At the start of the following season, Braga signed Viana on a free transfer, giving him the opportunity to get his feet under the metaphorical table and cement a place in the team. What followed was another positive season for Braga and Viana as they achieved a top 4 finish in the league, ensuring European football again in the following season.

Even more impressive was their unexpected run in the Europa League in which Hugo started all of their games. After beating Benfica over two legs in the semi final, they were full of confidence going into the final in Dublin, pitting them against Primeira League table toppers, Porto. In a closely contested game, Braga were narrowly defeated by a typical Falcao bullet header, breaking the hearts of the Braga faithful. It was a runners up medal yet again for Viana, who must have felt an undesirable pattern forming as his team were second best again.

Viana completed the final two years of his contract at Braga as they recorded 3rd and 4th place finishes in the Primeira League. In his final year, Viana helped Braga to their first League Cup trophy as they took their revenge on Porto beating them 1-0 in the final. Viana left on a high after playing the whole game and picking up his first winners medal since playing for Lisbon at the start of his professional career. In his final season at Braga, he showed flashes of the brilliance that had made him the most wanted youngster in Europe, highlighted by a magical free kick he scored from his own half against Portimonense.

This success led to a controversial and unexpected call up to be part of the squad for Portugal’s Euro 2012 campaign as a replacement for the injured Carlos Martins. Portugal were beaten by Spain in the semis in a tournament where Hugo warmed the bench throughout, not getting a single minute of playing time. This would spell the end of his international career, in which he played 29 times and scored 1 goal for his country.

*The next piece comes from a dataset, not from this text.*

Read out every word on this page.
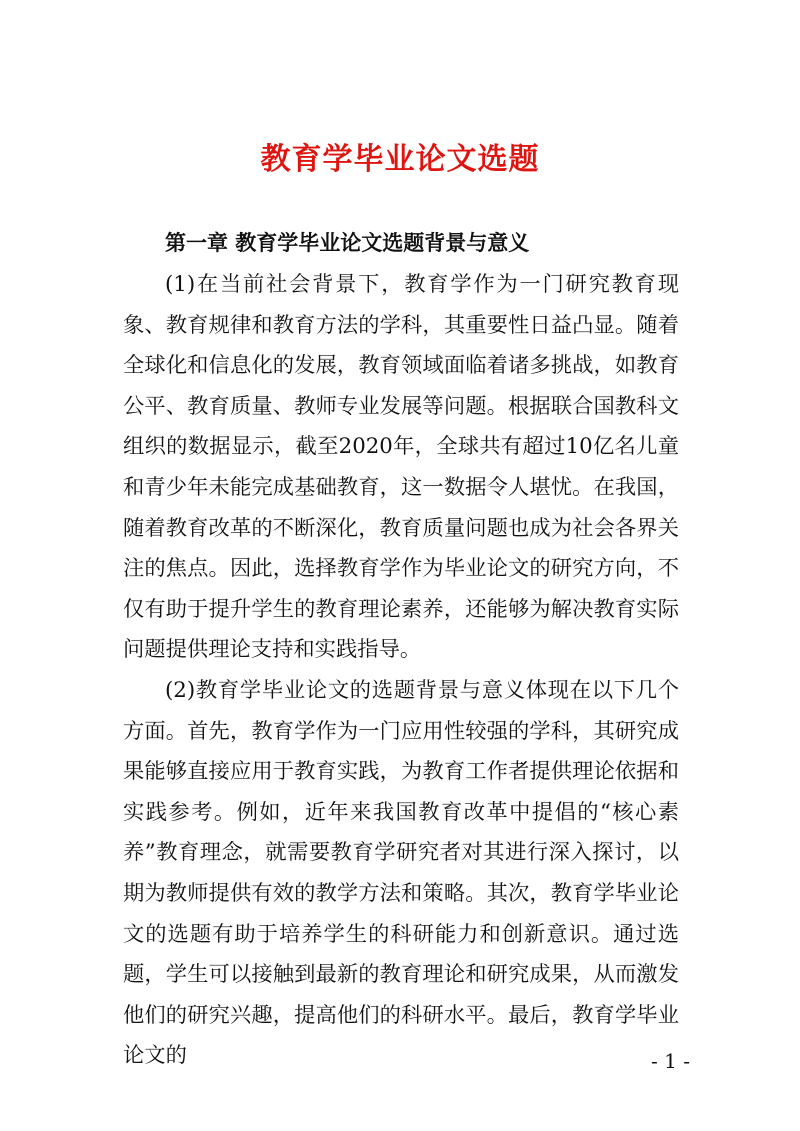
教育学毕业论文选题
第一章 教育学毕业论文选题背景与意义

(1)在当前社会背景下，教育学作为一门研究教育现象、教育规律和教育方法的学科，其重要性日益凸显。随着全球化和信息化的发展，教育领域面临着诸多挑战，如教育公平、教育质量、教师专业发展等问题。根据联合国教科文组织的数据显示，截至2020年，全球共有超过10亿名儿童和青少年未能完成基础教育，这一数据令人堪忧。在我国，随着教育改革的不断深化，教育质量问题也成为社会各界关注的焦点。因此，选择教育学作为毕业论文的研究方向，不仅有助于提升学生的教育理论素养，还能够为解决教育实际问题提供理论支持和实践指导。

(2)教育学毕业论文的选题背景与意义体现在以下几个方面。首先，教育学作为一门应用性较强的学科，其研究成果能够直接应用于教育实践，为教育工作者提供理论依据和实践参考。例如，近年来我国教育改革中提倡的“核心素养”教育理念，就需要教育学研究者对其进行深入探讨，以期为教师提供有效的教学方法和策略。其次，教育学毕业论文的选题有助于培养学生的科研能力和创新意识。通过选题，学生可以接触到最新的教育理论和研究成果，从而激发他们的研究兴趣，提高他们的科研水平。最后，教育学毕业论文的	- 1 -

Out of contract and eager for a fresh challenge, Viana decided to jet off to Al Ahli in Dubai (where his international compatriot, Ricardo Quaresma, had plied his trade in the previous season) probably for money rather than love. Viana’s first season in the blistering heat of Dubai was hugely prosperous, making 39 appearances across a season in which his team dominated the domestic stage, winning the coveted UAE treble.

When questioned about the difficulties of playing in such harsh conditions, Viana stated that adapting to life in the Middle East was nothing compared to his opening months living on Tyneside. Viana explained “The most difficult thing was the language. For the first six months I didn’t know any English, so I heard my name and didn’t know what they were saying about me.”

The last stop in Viana’s dissolving playing career was at Al Ahli’s local rivals Al Wasl where he chipped in with 7 assists and 2 goals in a season where the Dubai outfit finished 6th in the league.

After hanging up his boots at the age of 33, Hugo wanted to stay in the game and was offered the chance to become Director of Football at Belenenses back in his native country. After spending six months learning the ropes at the Lisbon club he became a consultant for the Portuguese Football Players Syndicate before coming full circle and taking the role of Director of International Relations at his boyhood club, Sporting Lisbon.

This is the role which he holds at the time of writing, 17 years after signing for Newcastle, chocked full of potential which would be mostly unrealised. In his unveiling at Newcastle, a confident Sir Bobby discussed plans for his new signing, saying “We have bought him for the next five years plus another five I hope. In Hugo we have bought a big future.”

In the end, that future did not unfold in the north east and was fraught with adversity when attempting to make a name for himself outside of Portugal. Still, with medals at club level and memories of representing his country on some of football’s biggest stages, his career certainly could have been worse.